De uns dias para cá e sem que eu peça, alguns camaradas têm me enviado materiais sobre guerrilha e cheguei inclusive a ver pessoas falando em cursos sobre o assunto. Sinceramente, fique à vontade para fazer o que bem entender, mas esteja ciente dos desdobramentos de suas ações. Reflita também o quanto elas pesam sobre suas inclinações ideológicas, principalmente para não cair em contradição.

Não sou a favor de revoluções baseadas na violência e hoje mais do que nunca acho que isso é algo que não deveria ser nem mesmo aventado. Estamos em 2016 e não é difícil perceber que a maior guerra da atualidade é a da informação. Quem pensa o contrário talvez não tenha se dado conta das transformações que o mundo viveu nas últimas décadas.

Outro ponto a se considerar é que enquanto alguns pegam em armas, outros simplesmente as manipulam, e sem precisar empunhá-las. Sim, sou contra a exaltação da violência tanto quanto sou avesso à subtração e desvirtuação das liberdades. E jamais tive como herói pessoas que a exerceram para impor uma ideologia que pode parecer utopia para uns e distopia para outros.

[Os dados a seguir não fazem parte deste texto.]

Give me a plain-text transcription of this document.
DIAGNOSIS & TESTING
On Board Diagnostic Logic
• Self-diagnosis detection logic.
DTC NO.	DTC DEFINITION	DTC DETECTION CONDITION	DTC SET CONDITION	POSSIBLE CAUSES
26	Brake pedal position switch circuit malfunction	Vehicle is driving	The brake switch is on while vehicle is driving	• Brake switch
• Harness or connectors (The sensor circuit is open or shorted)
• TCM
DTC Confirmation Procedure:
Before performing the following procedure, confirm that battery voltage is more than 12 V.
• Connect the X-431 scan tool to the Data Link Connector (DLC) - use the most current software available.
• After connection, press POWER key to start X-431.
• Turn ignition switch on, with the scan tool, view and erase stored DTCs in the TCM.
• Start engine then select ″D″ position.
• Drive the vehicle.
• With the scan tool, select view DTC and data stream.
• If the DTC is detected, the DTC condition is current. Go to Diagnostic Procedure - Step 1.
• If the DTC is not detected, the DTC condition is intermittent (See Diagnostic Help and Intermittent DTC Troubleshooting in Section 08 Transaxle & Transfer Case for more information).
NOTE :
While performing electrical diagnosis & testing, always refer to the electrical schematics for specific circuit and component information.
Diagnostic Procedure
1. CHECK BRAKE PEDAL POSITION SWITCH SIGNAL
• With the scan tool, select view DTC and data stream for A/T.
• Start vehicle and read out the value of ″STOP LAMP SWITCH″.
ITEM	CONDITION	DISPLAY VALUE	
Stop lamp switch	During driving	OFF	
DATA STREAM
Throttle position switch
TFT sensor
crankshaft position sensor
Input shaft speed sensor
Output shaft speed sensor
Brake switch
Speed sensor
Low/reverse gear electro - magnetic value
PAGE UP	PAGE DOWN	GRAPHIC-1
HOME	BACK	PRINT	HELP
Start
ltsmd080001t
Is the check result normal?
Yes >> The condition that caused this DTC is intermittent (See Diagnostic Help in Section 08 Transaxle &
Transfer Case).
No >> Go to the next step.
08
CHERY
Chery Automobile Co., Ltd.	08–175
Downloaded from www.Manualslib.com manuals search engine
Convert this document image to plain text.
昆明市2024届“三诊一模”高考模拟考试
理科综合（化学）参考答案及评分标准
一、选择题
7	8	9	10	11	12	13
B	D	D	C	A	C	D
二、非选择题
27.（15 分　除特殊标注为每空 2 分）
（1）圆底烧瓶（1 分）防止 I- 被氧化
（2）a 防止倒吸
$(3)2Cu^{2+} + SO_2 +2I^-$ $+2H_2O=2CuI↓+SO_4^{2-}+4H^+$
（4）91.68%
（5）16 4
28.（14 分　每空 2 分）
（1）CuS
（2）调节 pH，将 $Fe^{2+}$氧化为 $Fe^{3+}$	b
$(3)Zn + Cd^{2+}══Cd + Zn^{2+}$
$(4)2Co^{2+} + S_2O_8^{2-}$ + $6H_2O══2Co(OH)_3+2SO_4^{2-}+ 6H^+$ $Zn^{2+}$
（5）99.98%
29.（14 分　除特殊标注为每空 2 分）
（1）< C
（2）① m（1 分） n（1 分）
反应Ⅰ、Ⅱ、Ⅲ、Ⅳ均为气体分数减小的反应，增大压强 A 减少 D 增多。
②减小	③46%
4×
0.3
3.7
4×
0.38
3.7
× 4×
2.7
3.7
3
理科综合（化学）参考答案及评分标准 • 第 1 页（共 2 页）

Um mundo justo hoje seria um mundo de pessoas ponderadas, capazes de falar, mas também de ouvir e refletir sobre o que ouviram. Muitas tragédias e ações equivocadas surgem com a intemperança, desconhecimento, desinformação e desinteresse pela comunicação. E nessas circunstâncias abre-se espaço para o discurso impositivo, o mais nocivo de todos porque através dele o ouvinte absorve apenas a forma, não o conteúdo.

Como somos seres pensantes é difícil entender como o embrutecimento pode se sobrepor a tudo isso. Em menor ou maior proporção, penso que muitas das mazelas do mundo atual têm a ver com o infindável e megalomaníaco anseio de querer ser mais dono dos outros do que de si próprio. A ilusão da posse é danosa e inconsequente, mas, embora sejamos paradoxais por natureza, acredito que o ser humano sempre tem condições de aprender a viver dentro de si mesmo para então aprender a viver fora.